Leaving Siena, you can make your way across the Crete Senesi hills until you reach Asciano. On your way you’ll see the characteristic geological formations of this region: the Calanchi and the Biancane, the former referring to the deep trenches in the earth caused by torrents of water, and the latter being soft, light-coloured reliefs which assume a rounded-off shape because of atmospheric agents. It is here that the precious and aromatic Crete Senesi truffle is collected.

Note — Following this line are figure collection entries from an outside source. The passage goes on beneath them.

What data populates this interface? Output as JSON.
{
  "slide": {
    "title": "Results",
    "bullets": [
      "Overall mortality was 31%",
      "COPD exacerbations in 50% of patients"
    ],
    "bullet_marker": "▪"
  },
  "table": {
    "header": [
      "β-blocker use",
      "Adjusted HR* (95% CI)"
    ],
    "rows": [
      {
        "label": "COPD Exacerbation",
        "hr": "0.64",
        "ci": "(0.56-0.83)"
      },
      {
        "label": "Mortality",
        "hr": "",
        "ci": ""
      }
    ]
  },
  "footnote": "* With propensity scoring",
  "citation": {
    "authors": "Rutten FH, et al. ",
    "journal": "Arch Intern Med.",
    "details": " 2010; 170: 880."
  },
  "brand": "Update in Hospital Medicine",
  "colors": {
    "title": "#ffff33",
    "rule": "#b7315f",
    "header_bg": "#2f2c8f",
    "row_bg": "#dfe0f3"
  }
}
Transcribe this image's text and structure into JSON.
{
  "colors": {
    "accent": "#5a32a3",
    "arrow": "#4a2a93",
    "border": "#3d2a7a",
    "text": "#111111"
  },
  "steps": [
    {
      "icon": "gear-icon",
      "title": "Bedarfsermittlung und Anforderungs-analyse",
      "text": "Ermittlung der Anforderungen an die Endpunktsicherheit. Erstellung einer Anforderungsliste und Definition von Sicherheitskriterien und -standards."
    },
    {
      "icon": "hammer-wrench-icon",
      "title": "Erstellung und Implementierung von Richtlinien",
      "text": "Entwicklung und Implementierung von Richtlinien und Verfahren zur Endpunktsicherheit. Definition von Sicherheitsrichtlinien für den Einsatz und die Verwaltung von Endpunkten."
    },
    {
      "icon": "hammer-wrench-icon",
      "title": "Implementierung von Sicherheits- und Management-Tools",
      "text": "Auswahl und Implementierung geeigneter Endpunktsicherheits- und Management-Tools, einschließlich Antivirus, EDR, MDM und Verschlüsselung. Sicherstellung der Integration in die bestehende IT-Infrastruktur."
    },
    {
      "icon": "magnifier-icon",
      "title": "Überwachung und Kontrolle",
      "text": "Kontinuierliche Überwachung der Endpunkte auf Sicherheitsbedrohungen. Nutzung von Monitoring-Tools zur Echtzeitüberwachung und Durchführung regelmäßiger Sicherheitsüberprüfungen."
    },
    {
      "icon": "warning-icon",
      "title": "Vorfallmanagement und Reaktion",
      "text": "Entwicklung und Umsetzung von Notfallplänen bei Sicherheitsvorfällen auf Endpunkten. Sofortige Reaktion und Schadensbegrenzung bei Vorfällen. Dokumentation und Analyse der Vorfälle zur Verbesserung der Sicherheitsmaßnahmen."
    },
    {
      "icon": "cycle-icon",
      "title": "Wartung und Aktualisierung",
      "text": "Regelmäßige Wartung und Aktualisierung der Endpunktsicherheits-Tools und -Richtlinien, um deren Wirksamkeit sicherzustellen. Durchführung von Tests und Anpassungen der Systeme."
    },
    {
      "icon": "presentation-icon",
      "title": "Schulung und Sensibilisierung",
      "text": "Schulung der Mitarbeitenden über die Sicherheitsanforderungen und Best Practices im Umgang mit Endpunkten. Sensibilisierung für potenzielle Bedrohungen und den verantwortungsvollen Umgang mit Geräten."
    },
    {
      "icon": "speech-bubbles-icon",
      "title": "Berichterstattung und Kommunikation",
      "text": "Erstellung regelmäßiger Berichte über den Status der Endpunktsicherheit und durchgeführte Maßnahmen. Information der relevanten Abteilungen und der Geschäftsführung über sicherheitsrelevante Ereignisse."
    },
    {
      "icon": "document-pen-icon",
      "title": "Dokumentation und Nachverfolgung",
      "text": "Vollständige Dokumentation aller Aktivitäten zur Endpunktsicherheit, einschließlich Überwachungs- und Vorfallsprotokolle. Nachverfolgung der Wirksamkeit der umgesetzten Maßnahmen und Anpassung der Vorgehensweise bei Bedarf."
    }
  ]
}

Once in Asciano, visit the Church of Sant’Agata. Dating back to the 11th century, the church is home to two Renaissance masterpieces: A Madonna and Child by Signorelli and a Pietà by Sodoma, two of the artists that are currently on display at exhibitions in London. Your tour of the town will proceed with a visit to the late gothic Church of Sant’Agostino, where a polyptych, the Assumption of the Virgin by Francesco di Giovanni, once hung; it is now on display in London. Before continuing on to the first 'wellness' stop, enjoy a glimpse of Piazza del Grano and its travertine fountain by Paolo Ghini, a testimony to the art and style of 15th century sculpture.
Once out of Asciano head north until you near Rapolano Terme. Here the hot waters and steam that flow from the ground have proven healing powers that have been well-known for centuries, so much so that the town of Rapolano Terme hosted a wounded and weary Giuseppe Garibaldi as he sought to heal his wounds after the battles of Aspromonte. You can enjoy a day in the thermal baths in one of the two spas that flow in Rapolano Terme: the Querciolaia and the Terme S. Giovanni. The town, aside from being well known for its healing waters and for having been one of the major travertine extraction sites of Italy, is also an interesting village to visit. A worthy stop is the Museum of Peasant Life in the Grange of Serre (Grancia di Serre).
After a regenerating stop in Rapolano Terme, you can continue towards Val di Chiana. First, however, we suggest you take time to visit the nearby Serre di Rapolano, characterized primarily by the elegant structure of its fortified Grange, which faces the breathtaking panorama of the southern Sienese countryside. Fifteenth century Renaissance frescoes line the walls of the city center’s Capella di Piazza, the most stunning of which is Andrea di Niccolò’s Madonna and Child on the sidelong wall of the church.
On your second day, a first stop could be the thermal baths of the Renaissance town, Montepulciano, in the locality of Sant’Albino. This is an undeniably a worthy stop, as the waters of Montepulciano were studied for the first time during the 16th century by Andrea Bacci for his work entitled De Thermis. Montepulciano is located just a few kilometres from this thermal station. Before climbing to the town center take a moment to visit the Renaissance Church of San Biagio. Designed by Antonio da Sangallo il Vecchio, it is a must-see stop for those interested in taking in the wealth of Sienese renaissance art. With its white marble and Greek cross layout adhered to a decidedly Christian edifice, the church represents one of the most amazing architectural masterpieces of its time. Once in town, you’ll be able to admire a historical center rich with 15th and 16th century facades.
Round out your itinerary with a final stop in the capital of thermal waters: Chianchiano Terme. The town is well known for its hospitality and ability to welcome visitors and tourists from the world over. Here, you can allow yourself both luxurious treatments and others that are extraordinarily effective for the liver or kidneys. Enjoy hours of true well-being, far from the stresses of every day life as you wander through the thermal parks and indulge in mud baths and thermal dips, drink the healing waters and visit the beautiful historic center of Chianciano. Chianciano boasts numerous artefacts from the late Renaissance, like the Churches of the Company and Madonna of the Roses. Near Chianciano is Chiusi, whose cathedral is home to a beautiful tablet by Girolamo di Benvenuto depicting an enthroned Madonna and Child, and to a painting of the Adoration of the Child by Bernardino Fungai, both masterpieces of the late 15th century.